24 October 2017, Kuala Lumpur – The Goods and Services Tax (GST), despite criticisms on its implementation two years ago, has undeniably helped boost Malaysia’s economy.
Director at Hernancres Tax Consultancy Sdn Bhd, Desmond Anil, said the tax system, which came into force on April 1, 2015, has enhanced the nation’s growth.
The tax expert said the taxes had been spent to stimulate the Entry Point Projects which were part of the 12 National Key Economic Areas (NKEAs) that would contribute towards the Malaysian Economic Growth measurable by the National Gross Income indicator.
The NKEAs, as the core Economic Transformation Programme, comprised selected sectors of economic opportunities for the private sector which would drive Malaysia towards high-income status and global competitiveness, he said.
“As an example, it had contributed in building infrastructure such as the Mass Rapid Transit, revitalised the oil and gas sector, encouraged the growth of digital economy as well as the halal industry,” he told Bernama.
He said as of the second quarter of this year, the nation’s gross domestic product rose by 5.8 per cent from a year earlier, after climbing 5.6 per cent in the first quarter.
Not only had it spurred the economic growth, indirectly, the tax system had provided structure into business compared to the previous taxation system, he said.
“Before GST, there was the Sales and Services Tax (SST).
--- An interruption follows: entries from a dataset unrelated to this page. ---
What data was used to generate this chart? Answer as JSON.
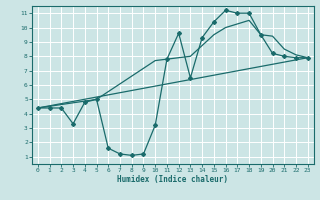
{
  "xlabel": "Humidex (Indice chaleur)",
  "xlim": [
    -0.5,
    23.5
  ],
  "ylim": [
    0.5,
    11.5
  ],
  "yticks": [
    1,
    2,
    3,
    4,
    5,
    6,
    7,
    8,
    9,
    10,
    11
  ],
  "xticks": [
    0,
    1,
    2,
    3,
    4,
    5,
    6,
    7,
    8,
    9,
    10,
    11,
    12,
    13,
    14,
    15,
    16,
    17,
    18,
    19,
    20,
    21,
    22,
    23
  ],
  "bg_color": "#cce5e5",
  "line_color": "#1a6b6b",
  "line1_x": [
    0,
    1,
    2,
    3,
    4,
    5,
    6,
    7,
    8,
    9,
    10,
    11,
    12,
    13,
    14,
    15,
    16,
    17,
    18,
    19,
    20,
    21,
    22,
    23
  ],
  "line1_y": [
    4.4,
    4.4,
    4.4,
    3.3,
    4.8,
    5.0,
    1.6,
    1.2,
    1.1,
    1.2,
    3.2,
    7.8,
    9.6,
    6.5,
    9.3,
    10.4,
    11.2,
    11.0,
    11.0,
    9.5,
    8.2,
    8.0,
    7.9,
    7.9
  ],
  "line2_x": [
    0,
    23
  ],
  "line2_y": [
    4.4,
    7.9
  ],
  "line3_x": [
    0,
    5,
    10,
    13,
    15,
    16,
    18,
    19,
    20,
    21,
    22,
    23
  ],
  "line3_y": [
    4.4,
    5.0,
    7.7,
    8.0,
    9.5,
    10.0,
    10.5,
    9.5,
    9.4,
    8.5,
    8.1,
    7.9
  ]
}
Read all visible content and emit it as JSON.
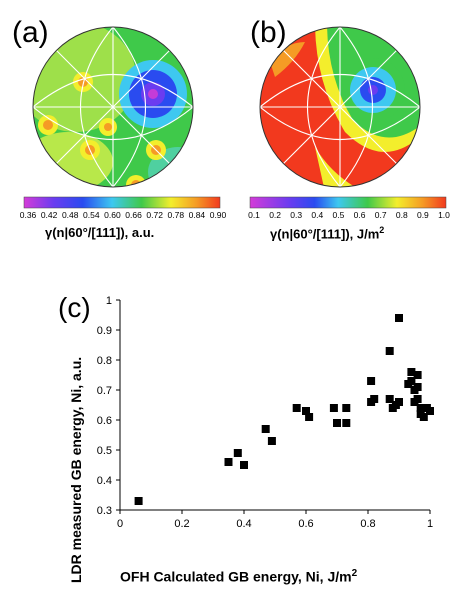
{
  "panel_a": {
    "letter": "(a)",
    "colorbar_ticks": [
      "0.36",
      "0.42",
      "0.48",
      "0.54",
      "0.60",
      "0.66",
      "0.72",
      "0.78",
      "0.84",
      "0.90"
    ],
    "caption": "γ(n|60°/[111]), a.u."
  },
  "panel_b": {
    "letter": "(b)",
    "colorbar_ticks": [
      "0.1",
      "0.2",
      "0.3",
      "0.4",
      "0.5",
      "0.6",
      "0.7",
      "0.8",
      "0.9",
      "1.0"
    ],
    "caption_prefix": "γ(n|60°/[111]), J/m",
    "caption_sup": "2"
  },
  "panel_c": {
    "letter": "(c)",
    "ylabel": "LDR measured GB energy, Ni, a.u.",
    "xlabel_prefix": "OFH Calculated GB energy, Ni, J/m",
    "xlabel_sup": "2"
  },
  "colors": {
    "purple": "#9b2cd8",
    "blue": "#2a4bf0",
    "cyan": "#3ec8f0",
    "green": "#3fc94a",
    "yellow": "#f3ee2c",
    "orange": "#f59b25",
    "red": "#f2391e"
  },
  "chart_data": {
    "type": "scatter",
    "title": "",
    "xlabel": "OFH Calculated GB energy, Ni, J/m2",
    "ylabel": "LDR measured GB energy, Ni, a.u.",
    "xlim": [
      0,
      1
    ],
    "ylim": [
      0.3,
      1
    ],
    "xticks": [
      "0",
      "0.2",
      "0.4",
      "0.6",
      "0.8",
      "1"
    ],
    "yticks": [
      "0.3",
      "0.4",
      "0.5",
      "0.6",
      "0.7",
      "0.8",
      "0.9",
      "1"
    ],
    "grid": false,
    "points": [
      {
        "x": 0.06,
        "y": 0.33
      },
      {
        "x": 0.35,
        "y": 0.46
      },
      {
        "x": 0.38,
        "y": 0.49
      },
      {
        "x": 0.4,
        "y": 0.45
      },
      {
        "x": 0.47,
        "y": 0.57
      },
      {
        "x": 0.49,
        "y": 0.53
      },
      {
        "x": 0.57,
        "y": 0.64
      },
      {
        "x": 0.6,
        "y": 0.63
      },
      {
        "x": 0.61,
        "y": 0.61
      },
      {
        "x": 0.69,
        "y": 0.64
      },
      {
        "x": 0.7,
        "y": 0.59
      },
      {
        "x": 0.73,
        "y": 0.64
      },
      {
        "x": 0.73,
        "y": 0.59
      },
      {
        "x": 0.81,
        "y": 0.73
      },
      {
        "x": 0.81,
        "y": 0.66
      },
      {
        "x": 0.82,
        "y": 0.67
      },
      {
        "x": 0.87,
        "y": 0.83
      },
      {
        "x": 0.87,
        "y": 0.67
      },
      {
        "x": 0.88,
        "y": 0.64
      },
      {
        "x": 0.89,
        "y": 0.65
      },
      {
        "x": 0.9,
        "y": 0.94
      },
      {
        "x": 0.9,
        "y": 0.66
      },
      {
        "x": 0.93,
        "y": 0.72
      },
      {
        "x": 0.94,
        "y": 0.73
      },
      {
        "x": 0.94,
        "y": 0.76
      },
      {
        "x": 0.95,
        "y": 0.7
      },
      {
        "x": 0.95,
        "y": 0.66
      },
      {
        "x": 0.96,
        "y": 0.75
      },
      {
        "x": 0.96,
        "y": 0.71
      },
      {
        "x": 0.96,
        "y": 0.67
      },
      {
        "x": 0.97,
        "y": 0.64
      },
      {
        "x": 0.97,
        "y": 0.62
      },
      {
        "x": 0.98,
        "y": 0.61
      },
      {
        "x": 0.99,
        "y": 0.64
      },
      {
        "x": 1.0,
        "y": 0.63
      }
    ]
  }
}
It did not provide a taxation structure. But when SST was abolished and GST was implemented, check and balance occurred which led to the creation of a business trail,” he said.
Besides that the tax system had managed to prevent leakages as there would be a documentation trail compared to SST as the businesses would now be more vigilant and have further business plans, he said.
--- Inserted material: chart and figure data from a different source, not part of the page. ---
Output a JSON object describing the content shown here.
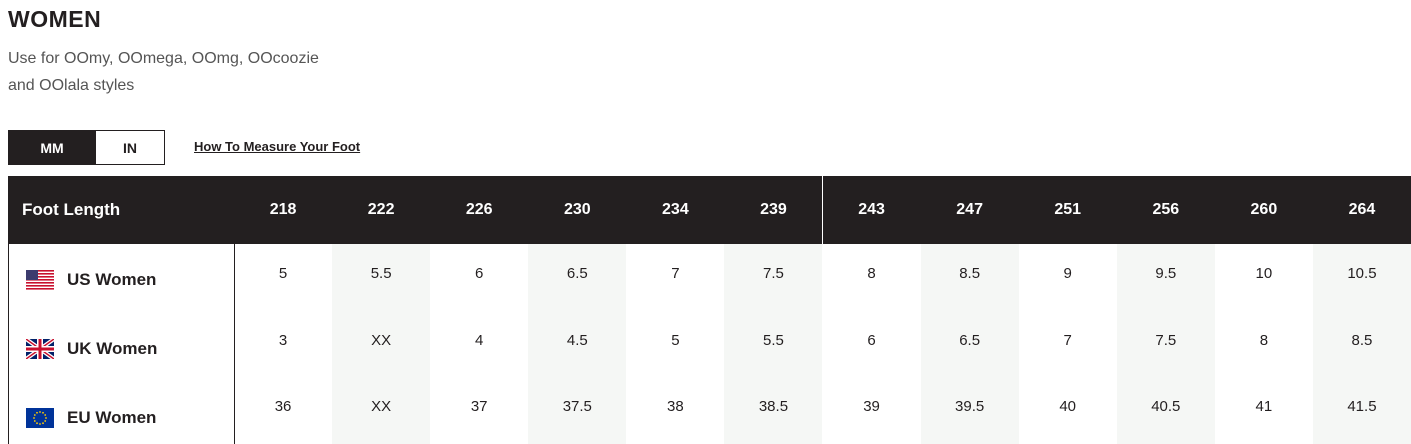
{
  "header": {
    "title": "WOMEN",
    "subtitle": [
      "Use for OOmy, OOmega, OOmg, OOcoozie",
      "and OOlala styles"
    ]
  },
  "units": {
    "options": [
      "MM",
      "IN"
    ]
  },
  "link": "How To Measure Your Foot",
  "table": {
    "header": [
      "Foot Length",
      "218",
      "222",
      "226",
      "230",
      "234",
      "239",
      "243",
      "247",
      "251",
      "256",
      "260",
      "264"
    ],
    "rows": [
      [
        "US Women",
        "5",
        "5.5",
        "6",
        "6.5",
        "7",
        "7.5",
        "8",
        "8.5",
        "9",
        "9.5",
        "10",
        "10.5"
      ],
      [
        "UK Women",
        "3",
        "XX",
        "4",
        "4.5",
        "5",
        "5.5",
        "6",
        "6.5",
        "7",
        "7.5",
        "8",
        "8.5"
      ],
      [
        "EU Women",
        "36",
        "XX",
        "37",
        "37.5",
        "38",
        "38.5",
        "39",
        "39.5",
        "40",
        "40.5",
        "41",
        "41.5"
      ]
    ]
  }
}
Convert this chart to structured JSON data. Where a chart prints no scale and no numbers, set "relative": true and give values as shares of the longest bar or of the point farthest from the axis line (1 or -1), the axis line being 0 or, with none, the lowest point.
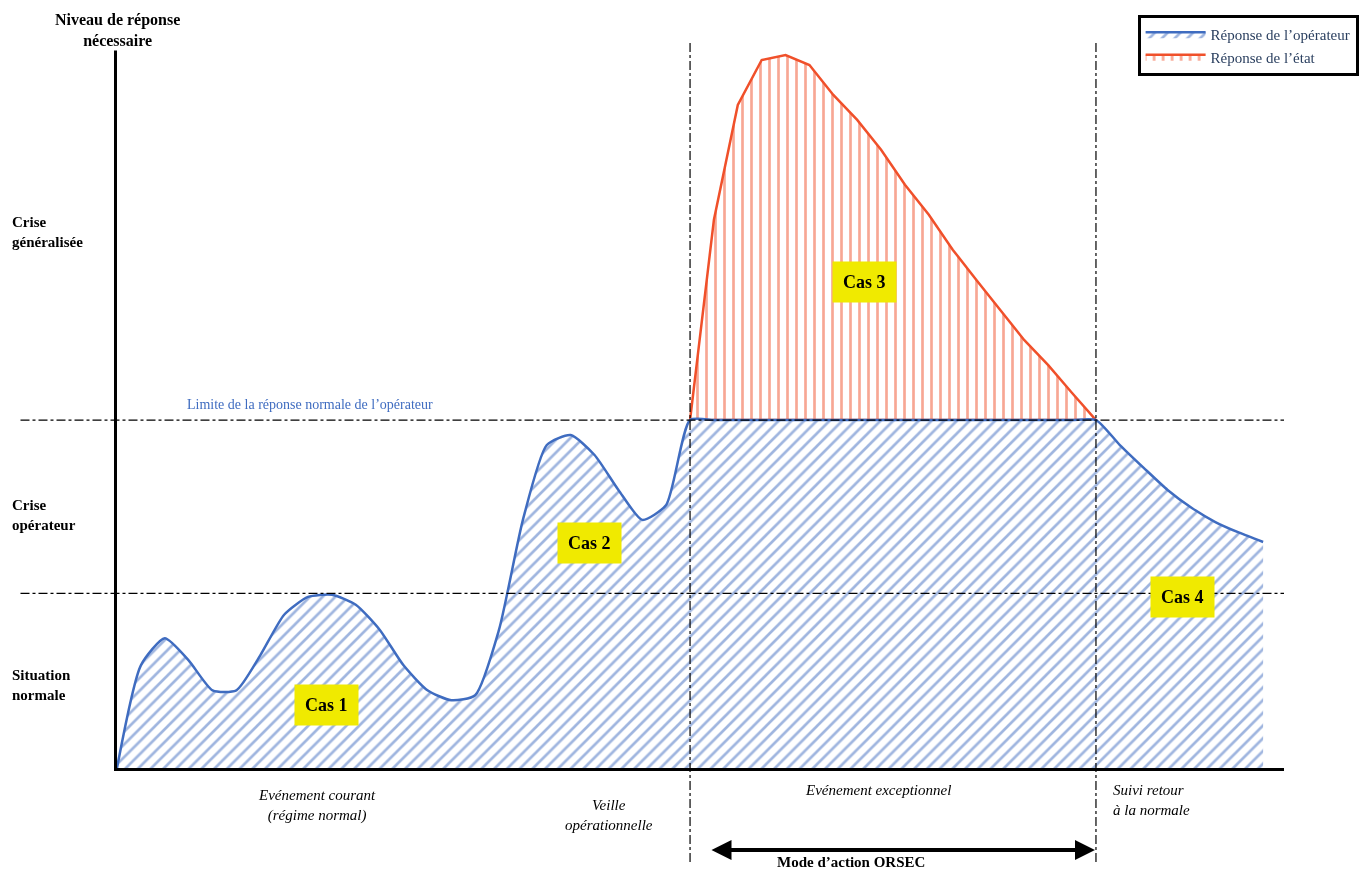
{
  "chart_data": {
    "type": "area",
    "relative": true,
    "stacked": true,
    "ylabel": "Niveau de réponse\nnécessaire",
    "categories": [
      null,
      null,
      null,
      null,
      null,
      null,
      null,
      null,
      null,
      null,
      null,
      null,
      null,
      null,
      null,
      null,
      null,
      null,
      null,
      null,
      null,
      null,
      null,
      null,
      null,
      null,
      null,
      null,
      null,
      null,
      null,
      null,
      null,
      null,
      null,
      null,
      null,
      null,
      null,
      null,
      null,
      null,
      null,
      null,
      null,
      null,
      null,
      null,
      null
    ],
    "series": [
      {
        "name": "Réponse de l’opérateur",
        "color": "#3f6cc0",
        "values": [
          0,
          0.144,
          0.182,
          0.151,
          0.109,
          0.109,
          0.158,
          0.215,
          0.24,
          0.243,
          0.229,
          0.194,
          0.144,
          0.109,
          0.095,
          0.102,
          0.194,
          0.348,
          0.453,
          0.467,
          0.439,
          0.39,
          0.348,
          0.369,
          0.488,
          0.488,
          0.488,
          0.488,
          0.488,
          0.488,
          0.488,
          0.488,
          0.488,
          0.488,
          0.488,
          0.488,
          0.488,
          0.488,
          0.488,
          0.488,
          0.488,
          0.488,
          0.453,
          0.421,
          0.39,
          0.365,
          0.345,
          0.33,
          0.317
        ]
      },
      {
        "name": "Réponse de l’état",
        "color": "#f0502a",
        "values": [
          null,
          null,
          null,
          null,
          null,
          null,
          null,
          null,
          null,
          null,
          null,
          null,
          null,
          null,
          null,
          null,
          null,
          null,
          null,
          null,
          null,
          null,
          null,
          null,
          0,
          0.281,
          0.442,
          0.505,
          0.512,
          0.498,
          0.456,
          0.421,
          0.379,
          0.33,
          0.288,
          0.239,
          0.196,
          0.154,
          0.112,
          0.077,
          0.038,
          0,
          null,
          null,
          null,
          null,
          null,
          null,
          null
        ]
      }
    ],
    "ref_lines": [
      {
        "axis": "y",
        "value": 0.488,
        "label": "Limite de la réponse normale de l’opérateur",
        "line_style": "dashed"
      },
      {
        "axis": "y",
        "value": 0.245,
        "line_style": "dashed"
      }
    ],
    "annotations": [
      "Situation\nnormale",
      "Crise\nopérateur",
      "Crise\ngénéralisée",
      "Evénement courant\n(régime normal)",
      "Veille\nopérationnelle",
      "Evénement exceptionnel",
      "Suivi retour\nà la normale",
      "Mode d’action ORSEC",
      "Cas 1",
      "Cas 2",
      "Cas 3",
      "Cas 4"
    ],
    "legend": "top right",
    "tick_labels": false
  }
}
“The tax had managed to filter goods and bad businesses and made entrepreneurs think thoroughly before venturing into new businesses,” he said.
Desmond, saying that there were ups and downs in the implementation of GST, also said that the taxation system in the country was still considered new and it would take five to six years for it to reach maturity and stability.
He said even though Malaysia’s GST rate was among the lowest in the ASEAN, it was best to retain the rate as any changes could distort business operations.
“If the tax system is not being implemented properly, it will hamper businesses from taking place,” he said.
Meanwhile, Prime Minister Datuk Seri Najib said the GST should not be considered an additional new tax but part of a comprehensive tax reform that was designed to make Malaysia more competitive, control the black and illegal economy, reduce tax evasion and broaden the overall tax base.
Najib, who is also Finance Minister, said since Malaysia implemented GST in 2015, many other countries such as India and Egypt had followed suit.
All the Gulf Cooperation countries, including Bahrain, Kuwait, Oman, Qatar, Saudi Arabia, and the United Arab Emirates, would implement their GST on Jan 1 next year, he said.
“And our economic plan has led to Malaysia’s GST rate only needing to be six per cent – far lower than other countries who don’t share our strong economic fundamentals,” said Najib in his blog post titled ‘My Economic Vision For Malaysia’, today.